A $3.6 billion spending plan for public schools moved within one step of final approval Wednesday when the Louisiana House Education Committee approved it.
The measure, Senate Concurrent Resolution 55, next faces action in the full House.
If it passes there, it would be the first new public school funding package since 2011.
A court struck down the 2012 spending outline, and the 2013 proposal died in the Legislature.
“This Senate concurrent resolution is as good as we are going to get,” Senate Education Committee Chairman Conrad Appel, R-Metairie, told the panel.
“A compromise, absolutely,” Appel said.
State school aid goes through a complex formula called the Minimum Foundation Program.
It provides roughly two-thirds of the dollars that support Louisiana’s 700,000 or so public school students.
The legislation would require that local school districts sustain teacher stipends or other increases that were financed by the Legislature last year.
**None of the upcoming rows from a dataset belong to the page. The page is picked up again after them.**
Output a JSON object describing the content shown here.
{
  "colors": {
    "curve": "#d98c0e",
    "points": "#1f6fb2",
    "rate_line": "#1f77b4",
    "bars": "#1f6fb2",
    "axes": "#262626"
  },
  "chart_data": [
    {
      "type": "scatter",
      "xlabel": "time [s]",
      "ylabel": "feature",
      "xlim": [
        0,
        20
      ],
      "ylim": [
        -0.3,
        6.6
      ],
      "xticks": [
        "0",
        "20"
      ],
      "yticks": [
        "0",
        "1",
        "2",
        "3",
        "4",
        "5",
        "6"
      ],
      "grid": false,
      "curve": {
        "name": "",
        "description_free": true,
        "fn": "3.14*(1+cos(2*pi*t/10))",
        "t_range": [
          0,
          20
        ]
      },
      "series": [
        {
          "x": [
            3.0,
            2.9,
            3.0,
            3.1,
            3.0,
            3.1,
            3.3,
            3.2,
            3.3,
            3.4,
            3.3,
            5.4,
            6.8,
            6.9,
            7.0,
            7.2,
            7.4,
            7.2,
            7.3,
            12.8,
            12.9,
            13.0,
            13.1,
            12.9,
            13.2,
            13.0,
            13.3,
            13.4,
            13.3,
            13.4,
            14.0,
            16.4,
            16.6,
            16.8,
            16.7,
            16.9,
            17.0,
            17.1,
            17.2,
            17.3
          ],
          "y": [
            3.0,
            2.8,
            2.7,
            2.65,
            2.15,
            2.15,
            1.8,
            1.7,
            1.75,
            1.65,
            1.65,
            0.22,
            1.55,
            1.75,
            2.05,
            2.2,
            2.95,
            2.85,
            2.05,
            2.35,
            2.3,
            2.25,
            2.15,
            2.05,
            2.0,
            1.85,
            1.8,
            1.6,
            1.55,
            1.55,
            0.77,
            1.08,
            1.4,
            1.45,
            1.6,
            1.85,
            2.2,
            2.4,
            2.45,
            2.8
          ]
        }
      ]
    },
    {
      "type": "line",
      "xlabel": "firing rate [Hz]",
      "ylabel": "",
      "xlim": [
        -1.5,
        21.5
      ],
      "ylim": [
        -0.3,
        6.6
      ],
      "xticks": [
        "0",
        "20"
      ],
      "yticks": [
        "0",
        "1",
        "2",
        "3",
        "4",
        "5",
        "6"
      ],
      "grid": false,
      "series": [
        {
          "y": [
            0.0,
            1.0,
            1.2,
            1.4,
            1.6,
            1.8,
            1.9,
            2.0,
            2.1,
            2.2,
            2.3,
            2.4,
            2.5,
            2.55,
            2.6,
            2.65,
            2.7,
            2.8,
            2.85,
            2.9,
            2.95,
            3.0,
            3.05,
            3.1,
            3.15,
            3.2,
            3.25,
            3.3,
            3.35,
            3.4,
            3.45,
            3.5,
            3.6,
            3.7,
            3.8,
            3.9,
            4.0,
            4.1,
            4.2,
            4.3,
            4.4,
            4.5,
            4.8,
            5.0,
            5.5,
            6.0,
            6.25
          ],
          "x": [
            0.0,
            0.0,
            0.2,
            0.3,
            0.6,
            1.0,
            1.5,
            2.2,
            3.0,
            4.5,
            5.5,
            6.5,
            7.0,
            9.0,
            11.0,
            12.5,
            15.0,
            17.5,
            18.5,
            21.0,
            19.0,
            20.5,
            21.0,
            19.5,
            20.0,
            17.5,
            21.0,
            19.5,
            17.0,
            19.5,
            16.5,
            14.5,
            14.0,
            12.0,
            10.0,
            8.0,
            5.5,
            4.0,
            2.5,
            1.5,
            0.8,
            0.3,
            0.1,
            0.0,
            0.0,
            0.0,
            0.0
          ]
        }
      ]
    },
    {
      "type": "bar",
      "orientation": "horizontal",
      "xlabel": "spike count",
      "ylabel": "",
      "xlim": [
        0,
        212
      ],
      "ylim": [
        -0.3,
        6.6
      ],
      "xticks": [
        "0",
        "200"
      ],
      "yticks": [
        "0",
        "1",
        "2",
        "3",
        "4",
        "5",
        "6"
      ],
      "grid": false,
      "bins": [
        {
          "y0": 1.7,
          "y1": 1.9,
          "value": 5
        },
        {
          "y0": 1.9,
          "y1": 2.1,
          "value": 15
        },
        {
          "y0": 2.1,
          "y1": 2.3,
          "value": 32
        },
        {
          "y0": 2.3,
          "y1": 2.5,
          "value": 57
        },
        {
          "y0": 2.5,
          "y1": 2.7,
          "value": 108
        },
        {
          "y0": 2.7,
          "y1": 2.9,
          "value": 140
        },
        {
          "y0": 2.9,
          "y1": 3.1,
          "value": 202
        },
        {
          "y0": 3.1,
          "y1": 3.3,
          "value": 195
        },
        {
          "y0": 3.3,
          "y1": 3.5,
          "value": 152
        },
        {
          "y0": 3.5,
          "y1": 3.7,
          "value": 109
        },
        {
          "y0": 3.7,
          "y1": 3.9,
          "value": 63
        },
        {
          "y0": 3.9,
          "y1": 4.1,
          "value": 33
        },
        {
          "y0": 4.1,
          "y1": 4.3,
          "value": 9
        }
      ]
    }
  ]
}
It also includes $14.5 million in new aid to help students with profound disabilities, boost support for the most expensive career education classes such as welding and provide new assistance for dual enrollment, which involves classes outside of high schools.
The measure would boost spending per student from $3,855, where it has been since 2008, to $3,961.
House Democratic Caucus Chairman John Bel Edwards, D-Amite, criticized the lack of an automatic, 2.75 percent increase in state aid for public schools in future years.
That provision was in the initial spending plan sent to the Legislature by the state Board of Elementary and Secondary Education.
However, it was rejected by the Senate Education Committee.
Appel said it would be unfair for state school aid to rise even when the Legislature was unable to agree on a new funding plan.
Edwards, a member of the committee, said he liked other parts of the legislation.
The proposal was backed by the Louisiana School Boards Association and the Louisiana Association of Superintendents.
It was opposed by the Louisiana Federation of Teachers.
LFT President Steve Monaghan said the lack of any requirement for 2.75 percent aid increases in the future means that a key driver in school funding hikes will soon be forgotten.
Monaghan also criticized the lack of any pay raises for school support personnel.
“All of those concerns amount to a reluctant red card,” he said, a reference to the committee witness cards that express opposition.